It is 3:00 a.m. Friday, October 4...and I grudgingly still like this bus. Wife is asleep, campground is asleep. The phone modem struggles valiantly to connect to the internet, seven miles north of the middle of nowhere, occasionally hitting dial-up-like speed despite indicating “no signal".
Woke up early because I passed out at 8:30 last night after
a warm shower, after reassembling and aligning the bay door latch assembly, after
finally accessing the water heater controls and starting the water heater, after
breaking into the stuck-shut water heater bay by disassembling the bay door latch assembly,
after hooking up sewage hoses and shore power, after running around kicking up the campground gravel wherever the end-of-life
steering-assist ram had slung fluid when I turned the wheel to the stops while trying to squeeze into the campsite, after the generator died again, after
threading the bus between rocky outcrops on the river road, after
finally getting the generator and AC working in a WalMart parking lot,
after crossing the mountains and desert with no AC in 107 degree
heat, after the generator died exactly one block after pulling out of the
seller’s driveway.
In other words, we just bought a bus! PD4106-112 (Parlor coach, Diesel-powered, GM model line 4106, the 112th one made.) This is the eagle-themed (eagle the bird, not Eagle the other bus
brand,) coach you probably saw on the internet over the last year or two. Paint job is not to everyone’s taste, though
it is rich and lustrous, and those who like it, like it intensely. Their wide-eyed wonder and excitement encourage us to
keep at it – if they think we’re lucky to own an unique and amazing
motorhome, maybe we should think so, too. Even the
couple that just bought the campground - that I had now fouled with random thirty-five
foot streaks of power-steering fluid - looked on lovingly and gushed about the bus.

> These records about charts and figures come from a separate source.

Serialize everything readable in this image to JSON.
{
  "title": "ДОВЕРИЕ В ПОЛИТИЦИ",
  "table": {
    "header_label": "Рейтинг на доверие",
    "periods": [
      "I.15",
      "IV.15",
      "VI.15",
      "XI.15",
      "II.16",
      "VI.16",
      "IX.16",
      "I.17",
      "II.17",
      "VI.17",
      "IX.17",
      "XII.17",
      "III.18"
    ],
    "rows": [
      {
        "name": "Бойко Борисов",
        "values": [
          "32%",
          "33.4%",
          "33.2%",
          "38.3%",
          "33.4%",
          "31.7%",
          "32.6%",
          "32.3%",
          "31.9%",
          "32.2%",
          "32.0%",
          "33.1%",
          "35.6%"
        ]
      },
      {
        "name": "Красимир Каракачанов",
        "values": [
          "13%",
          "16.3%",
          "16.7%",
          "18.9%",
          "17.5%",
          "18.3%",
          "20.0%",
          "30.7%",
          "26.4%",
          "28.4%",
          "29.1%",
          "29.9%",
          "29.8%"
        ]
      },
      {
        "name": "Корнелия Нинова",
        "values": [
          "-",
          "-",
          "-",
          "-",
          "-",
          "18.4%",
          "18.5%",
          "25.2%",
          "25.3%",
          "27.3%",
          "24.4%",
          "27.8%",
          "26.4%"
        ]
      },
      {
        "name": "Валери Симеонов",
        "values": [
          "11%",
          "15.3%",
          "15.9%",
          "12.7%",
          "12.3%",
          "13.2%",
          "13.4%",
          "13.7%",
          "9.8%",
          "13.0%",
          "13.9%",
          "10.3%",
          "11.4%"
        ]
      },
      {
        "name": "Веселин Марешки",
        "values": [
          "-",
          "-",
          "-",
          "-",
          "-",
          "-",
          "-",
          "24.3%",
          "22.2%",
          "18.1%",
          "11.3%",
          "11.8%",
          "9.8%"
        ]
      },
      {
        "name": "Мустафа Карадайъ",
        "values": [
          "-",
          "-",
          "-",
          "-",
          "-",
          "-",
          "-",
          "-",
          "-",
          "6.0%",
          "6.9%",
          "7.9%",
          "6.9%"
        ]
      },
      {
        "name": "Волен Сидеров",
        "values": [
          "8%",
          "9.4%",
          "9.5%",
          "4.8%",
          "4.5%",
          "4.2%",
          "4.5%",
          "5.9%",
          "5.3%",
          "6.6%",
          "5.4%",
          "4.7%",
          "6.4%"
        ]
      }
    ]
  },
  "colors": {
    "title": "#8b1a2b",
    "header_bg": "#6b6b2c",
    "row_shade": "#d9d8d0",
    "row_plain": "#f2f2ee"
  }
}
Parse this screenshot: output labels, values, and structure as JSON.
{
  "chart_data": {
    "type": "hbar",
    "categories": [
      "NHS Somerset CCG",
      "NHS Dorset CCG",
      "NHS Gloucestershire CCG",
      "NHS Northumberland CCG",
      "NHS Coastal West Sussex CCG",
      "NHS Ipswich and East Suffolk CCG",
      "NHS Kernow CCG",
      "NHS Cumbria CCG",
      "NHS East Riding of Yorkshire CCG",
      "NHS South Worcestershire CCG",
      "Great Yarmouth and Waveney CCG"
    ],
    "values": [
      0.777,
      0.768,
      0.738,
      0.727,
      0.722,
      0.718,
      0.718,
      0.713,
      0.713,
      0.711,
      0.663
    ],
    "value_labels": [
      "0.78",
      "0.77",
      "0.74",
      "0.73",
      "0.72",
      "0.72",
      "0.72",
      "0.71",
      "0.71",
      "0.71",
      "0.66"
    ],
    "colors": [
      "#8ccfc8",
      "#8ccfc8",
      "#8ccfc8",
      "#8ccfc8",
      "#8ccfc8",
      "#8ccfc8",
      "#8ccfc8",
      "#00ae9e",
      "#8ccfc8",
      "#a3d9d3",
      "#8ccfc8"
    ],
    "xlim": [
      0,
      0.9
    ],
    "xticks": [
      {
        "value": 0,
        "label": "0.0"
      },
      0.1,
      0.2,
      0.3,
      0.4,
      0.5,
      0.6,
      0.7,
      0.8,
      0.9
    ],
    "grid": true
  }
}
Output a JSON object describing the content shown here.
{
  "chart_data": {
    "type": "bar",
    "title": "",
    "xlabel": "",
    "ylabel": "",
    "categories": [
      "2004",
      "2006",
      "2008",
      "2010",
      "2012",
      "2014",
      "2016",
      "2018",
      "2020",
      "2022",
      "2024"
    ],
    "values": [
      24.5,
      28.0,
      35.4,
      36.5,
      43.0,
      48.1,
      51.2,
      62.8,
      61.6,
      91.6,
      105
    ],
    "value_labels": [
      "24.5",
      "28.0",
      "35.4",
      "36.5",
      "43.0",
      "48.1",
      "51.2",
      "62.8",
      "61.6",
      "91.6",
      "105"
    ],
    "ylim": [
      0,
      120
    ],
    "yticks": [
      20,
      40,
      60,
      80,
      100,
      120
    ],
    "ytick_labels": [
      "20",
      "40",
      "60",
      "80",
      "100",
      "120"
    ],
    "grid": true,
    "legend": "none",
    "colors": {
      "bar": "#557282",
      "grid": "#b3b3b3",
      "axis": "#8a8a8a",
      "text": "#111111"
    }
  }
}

For all its issues and challenges, we like the bus a lot. Bright spacious interior, huge powerful engine and lives up to our expectations as the right balance of length, width, height,
maneuverability, power, livability, storage and relatively easy to work on. After crawling all over, under and through every square inch
of the coach for two days, we concluded the
coach is in astounding shape overall and is 99.44% rust-free - it has far less rust than any other RV we've inspected. Astounded was my wife’s choice of words after only a cursory look of the body and frame, following two years of saying she
would not buy an “old” RV. Jaws drop in
disbelief when we tell admirers that the bus is 52 years old. It is a unicorn that some say doesn’t exist: a PD4106 with an 8v92 Turbo Detroit Diesel engine, rebuilt and
installed about six years ago, with a v730 Allison automatic transmission. And, for someone who drives only manual-transmission
cars to avoid using brake pedals, it has the greatest invention
ever: a real, branded Jake brake! (Jacobs Engineering engine brake)
I’m Steve, my wife is Lone. We both are nomadic, through circumstance as
children, then later by choice.
Experienced travelers, wanderers, or vagabonds – in Spanish we would be
Viajeros, which is coincidentally the name of the bus. This is our story of buying the bus in California and both painfully and joyfully making our way back to Washington DC.